Prolactin receptor was found to be expressed on all circulating T cells, and its ligand, PRL, is known to stimulate lymphocyte proliferation (Montgomery et al, 1987; Clevenger et al, 1990; Yu Lee, 1990; Matera et al, 1992) and to protect some lymphoid cells from apoptosis (LaVoie and Witorsch, 1995; Weimann et al, 1999). In our hands, exogenous PRL was found to offer protection to T cells from starvation-induced and anti-CD3Ab/IL-2-induced apoptosis but not from death induced by the Fas crosslinking antibody, CH-11. This selective protection of T cells from death by the ubiquitous hormone, PRL, could be envisioned as an attempt to balance haematologic homeostasis, and we expected to find higher plasma PRL levels in patients than controls. However, levels of PRL in plasma were significantly lower in our treated patients with primary operable breast cancer relative to normal controls. This counterintuitive finding was further investigated by excluding premenopausal women from the normal control group for data analysis. Although this manoeuvre eliminated significance of the difference in PRL levels between the cohorts, the patients were still lower than controls. It is possible to speculate that patients have higher serum levels of PRL-binding protein than controls and that lower PRL is related to the apparent lack of protection of T cells from apoptosis in these patients. The observed decreased PRL serum levels in our cohort of patients could also be a result of therapy. However, 11 out of 25 patients were treated with tamoxifen, and it has been shown recently that chronic tamoxifen treatment does not alter PRL plasma levels in postmenopausal women with breast cancer (DeMarinis et al, 2000). Furthermore, no difference in Annexin V binding to T cells binding was observed between patients who were treated or not treated with tamoxifen.

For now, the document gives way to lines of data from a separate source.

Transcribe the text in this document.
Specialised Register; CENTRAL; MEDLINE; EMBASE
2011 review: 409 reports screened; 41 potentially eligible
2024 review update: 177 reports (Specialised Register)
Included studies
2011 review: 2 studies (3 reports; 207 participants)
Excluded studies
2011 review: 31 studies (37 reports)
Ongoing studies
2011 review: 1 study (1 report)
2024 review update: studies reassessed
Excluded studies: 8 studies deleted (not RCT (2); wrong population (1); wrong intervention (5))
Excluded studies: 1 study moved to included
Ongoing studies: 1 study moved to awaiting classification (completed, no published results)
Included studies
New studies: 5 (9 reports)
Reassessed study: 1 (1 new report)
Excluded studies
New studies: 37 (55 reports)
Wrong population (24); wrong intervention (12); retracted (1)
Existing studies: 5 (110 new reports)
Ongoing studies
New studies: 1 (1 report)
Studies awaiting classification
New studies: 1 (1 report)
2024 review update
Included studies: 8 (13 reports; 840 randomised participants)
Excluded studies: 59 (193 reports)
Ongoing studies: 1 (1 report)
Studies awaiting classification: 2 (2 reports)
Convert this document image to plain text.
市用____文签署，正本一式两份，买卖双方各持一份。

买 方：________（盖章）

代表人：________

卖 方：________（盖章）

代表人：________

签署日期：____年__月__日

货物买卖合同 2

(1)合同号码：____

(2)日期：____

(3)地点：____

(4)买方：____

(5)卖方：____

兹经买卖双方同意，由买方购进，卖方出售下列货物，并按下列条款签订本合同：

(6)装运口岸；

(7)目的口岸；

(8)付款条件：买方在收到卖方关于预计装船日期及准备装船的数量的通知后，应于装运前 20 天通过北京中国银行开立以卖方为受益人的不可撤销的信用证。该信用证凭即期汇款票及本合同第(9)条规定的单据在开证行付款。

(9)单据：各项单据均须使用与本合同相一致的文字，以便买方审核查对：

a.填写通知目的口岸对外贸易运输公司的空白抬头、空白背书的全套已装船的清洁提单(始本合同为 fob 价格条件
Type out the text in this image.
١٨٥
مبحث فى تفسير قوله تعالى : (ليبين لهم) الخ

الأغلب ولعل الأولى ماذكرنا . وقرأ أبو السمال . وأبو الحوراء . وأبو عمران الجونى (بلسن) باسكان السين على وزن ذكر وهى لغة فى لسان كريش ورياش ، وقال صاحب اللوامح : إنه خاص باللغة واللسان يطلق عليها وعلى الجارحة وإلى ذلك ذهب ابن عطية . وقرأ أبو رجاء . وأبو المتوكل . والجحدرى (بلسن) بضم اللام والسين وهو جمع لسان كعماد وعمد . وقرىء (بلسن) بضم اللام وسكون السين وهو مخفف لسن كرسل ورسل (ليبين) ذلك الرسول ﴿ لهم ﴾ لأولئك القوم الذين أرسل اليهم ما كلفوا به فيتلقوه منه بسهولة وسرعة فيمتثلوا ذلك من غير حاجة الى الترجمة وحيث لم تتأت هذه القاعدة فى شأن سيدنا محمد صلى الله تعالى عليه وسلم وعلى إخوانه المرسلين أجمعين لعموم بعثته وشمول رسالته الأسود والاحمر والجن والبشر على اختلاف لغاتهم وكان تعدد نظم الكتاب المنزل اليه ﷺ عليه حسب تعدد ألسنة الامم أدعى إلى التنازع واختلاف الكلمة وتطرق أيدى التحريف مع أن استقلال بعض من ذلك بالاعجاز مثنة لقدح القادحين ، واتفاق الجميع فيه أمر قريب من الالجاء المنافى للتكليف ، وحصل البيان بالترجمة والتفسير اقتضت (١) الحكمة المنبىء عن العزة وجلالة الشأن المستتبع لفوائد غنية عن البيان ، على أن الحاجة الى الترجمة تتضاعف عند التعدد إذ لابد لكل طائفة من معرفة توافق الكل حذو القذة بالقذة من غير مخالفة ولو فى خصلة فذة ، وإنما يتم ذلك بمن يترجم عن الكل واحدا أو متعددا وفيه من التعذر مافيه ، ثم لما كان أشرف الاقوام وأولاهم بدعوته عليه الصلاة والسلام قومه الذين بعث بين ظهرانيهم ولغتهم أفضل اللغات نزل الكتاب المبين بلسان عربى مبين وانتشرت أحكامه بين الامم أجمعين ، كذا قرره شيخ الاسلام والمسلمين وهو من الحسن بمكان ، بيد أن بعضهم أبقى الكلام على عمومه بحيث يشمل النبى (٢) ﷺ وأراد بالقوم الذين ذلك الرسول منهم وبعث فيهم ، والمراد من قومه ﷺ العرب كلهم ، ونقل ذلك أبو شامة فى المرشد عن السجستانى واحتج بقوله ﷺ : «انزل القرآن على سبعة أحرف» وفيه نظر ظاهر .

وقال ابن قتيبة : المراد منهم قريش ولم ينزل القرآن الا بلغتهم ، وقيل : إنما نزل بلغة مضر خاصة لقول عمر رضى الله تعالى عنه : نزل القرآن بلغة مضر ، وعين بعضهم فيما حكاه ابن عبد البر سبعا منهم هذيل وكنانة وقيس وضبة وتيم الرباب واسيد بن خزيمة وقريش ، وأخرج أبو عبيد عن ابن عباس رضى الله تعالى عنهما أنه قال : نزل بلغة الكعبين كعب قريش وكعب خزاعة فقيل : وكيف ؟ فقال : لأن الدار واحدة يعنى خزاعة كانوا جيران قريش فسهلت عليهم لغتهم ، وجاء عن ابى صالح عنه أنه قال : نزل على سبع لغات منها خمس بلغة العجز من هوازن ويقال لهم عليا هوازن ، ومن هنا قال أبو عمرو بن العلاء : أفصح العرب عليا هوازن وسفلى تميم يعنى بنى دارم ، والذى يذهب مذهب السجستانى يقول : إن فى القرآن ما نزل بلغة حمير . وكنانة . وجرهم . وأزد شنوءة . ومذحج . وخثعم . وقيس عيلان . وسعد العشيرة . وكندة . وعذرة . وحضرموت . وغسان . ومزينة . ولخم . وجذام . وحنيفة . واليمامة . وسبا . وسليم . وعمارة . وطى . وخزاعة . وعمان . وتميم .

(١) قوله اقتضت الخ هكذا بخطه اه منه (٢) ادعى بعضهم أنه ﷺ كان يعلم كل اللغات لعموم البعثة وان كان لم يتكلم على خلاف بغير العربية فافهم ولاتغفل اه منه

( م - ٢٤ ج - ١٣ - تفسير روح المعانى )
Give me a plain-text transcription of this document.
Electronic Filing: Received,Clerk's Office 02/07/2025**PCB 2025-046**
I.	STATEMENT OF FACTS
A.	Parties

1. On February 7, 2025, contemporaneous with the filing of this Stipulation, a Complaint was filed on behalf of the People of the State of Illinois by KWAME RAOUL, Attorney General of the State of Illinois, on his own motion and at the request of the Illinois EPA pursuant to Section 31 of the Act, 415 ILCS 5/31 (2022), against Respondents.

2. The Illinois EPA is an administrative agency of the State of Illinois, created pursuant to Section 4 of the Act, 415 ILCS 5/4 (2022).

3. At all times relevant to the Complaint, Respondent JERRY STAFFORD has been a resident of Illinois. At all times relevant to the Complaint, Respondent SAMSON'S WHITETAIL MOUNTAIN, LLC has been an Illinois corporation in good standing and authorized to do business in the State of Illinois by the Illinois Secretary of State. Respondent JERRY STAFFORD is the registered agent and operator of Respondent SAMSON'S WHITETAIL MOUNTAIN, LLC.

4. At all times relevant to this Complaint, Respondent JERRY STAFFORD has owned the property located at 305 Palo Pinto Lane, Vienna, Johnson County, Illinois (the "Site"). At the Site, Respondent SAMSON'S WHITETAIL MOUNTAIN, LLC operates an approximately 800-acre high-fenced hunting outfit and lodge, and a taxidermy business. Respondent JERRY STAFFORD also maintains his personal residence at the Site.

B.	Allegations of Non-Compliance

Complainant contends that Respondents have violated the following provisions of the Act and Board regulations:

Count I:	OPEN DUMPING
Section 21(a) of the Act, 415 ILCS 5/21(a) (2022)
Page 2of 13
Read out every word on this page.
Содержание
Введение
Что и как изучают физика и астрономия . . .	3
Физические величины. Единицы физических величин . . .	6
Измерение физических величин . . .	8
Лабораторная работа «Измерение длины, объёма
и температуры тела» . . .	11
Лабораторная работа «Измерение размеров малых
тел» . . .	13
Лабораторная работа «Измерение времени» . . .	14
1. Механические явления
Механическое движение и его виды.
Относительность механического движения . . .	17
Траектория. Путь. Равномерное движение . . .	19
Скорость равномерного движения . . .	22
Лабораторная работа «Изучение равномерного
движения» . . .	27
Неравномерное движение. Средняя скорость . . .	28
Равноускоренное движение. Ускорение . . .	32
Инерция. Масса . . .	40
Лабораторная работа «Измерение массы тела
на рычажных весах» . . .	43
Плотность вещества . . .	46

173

Expression of CD25 on CD3+ T cells appeared to be related to sensitivity or resistance of the patients' T cells to apoptosis. A much higher percentage of patients' T cells expressed CD25 than that in normal donors (Figure 6) and the level of CD25 expression/cell (MFI) was also higher in patients than controls (Table 4). Surprisingly, our data indicated that expression of CD25 on T cells in patients with breast cancer tended to protect these cells from apoptosis and that CD3+CD25 cells preferentially bound Annexin V. Thus, not all circulating T cells were equally sensitive to spontaneous apoptosis in these patients. It has been suggested that IL-2Rα expression on a subset of T cells (CD4+) identifies ‘regulatory’ T lymphocytes (Woo et al, 2001). In patients with cancer, the numbers of regulatory cells are increased (Woo et al, 2001), and it is possible that they are protected from apoptosis. On the other hand, the IL-2R/IL-2 complex is known to play a crucial role in survival and death of T cells (Van Parijs et al, 1997). The presence or absence of IL-2Rα on the T cell is crucial for its response to IL-2, which may act as a growth factor or a death cytokine depending on the cellular microenvironment (Van Parijs et al, 1997). Prolactin, which is known to be able to modulate functions of T lymphocytes and act in concert with IL-2 (Matera et al, 1992) is likely to also influence their survival. It is not certain that PRL contributes to protection of CD3+CD25+ lymphocytes in vivo; however, our ex vivo experiments suggest that anti-CD3Ab-activated CD25+ T cells, which can bind IL-2, are in part protected from AICD by exogenous PRL. The possible role of PRL in protection of activated T cells from apoptosis deserves further studies.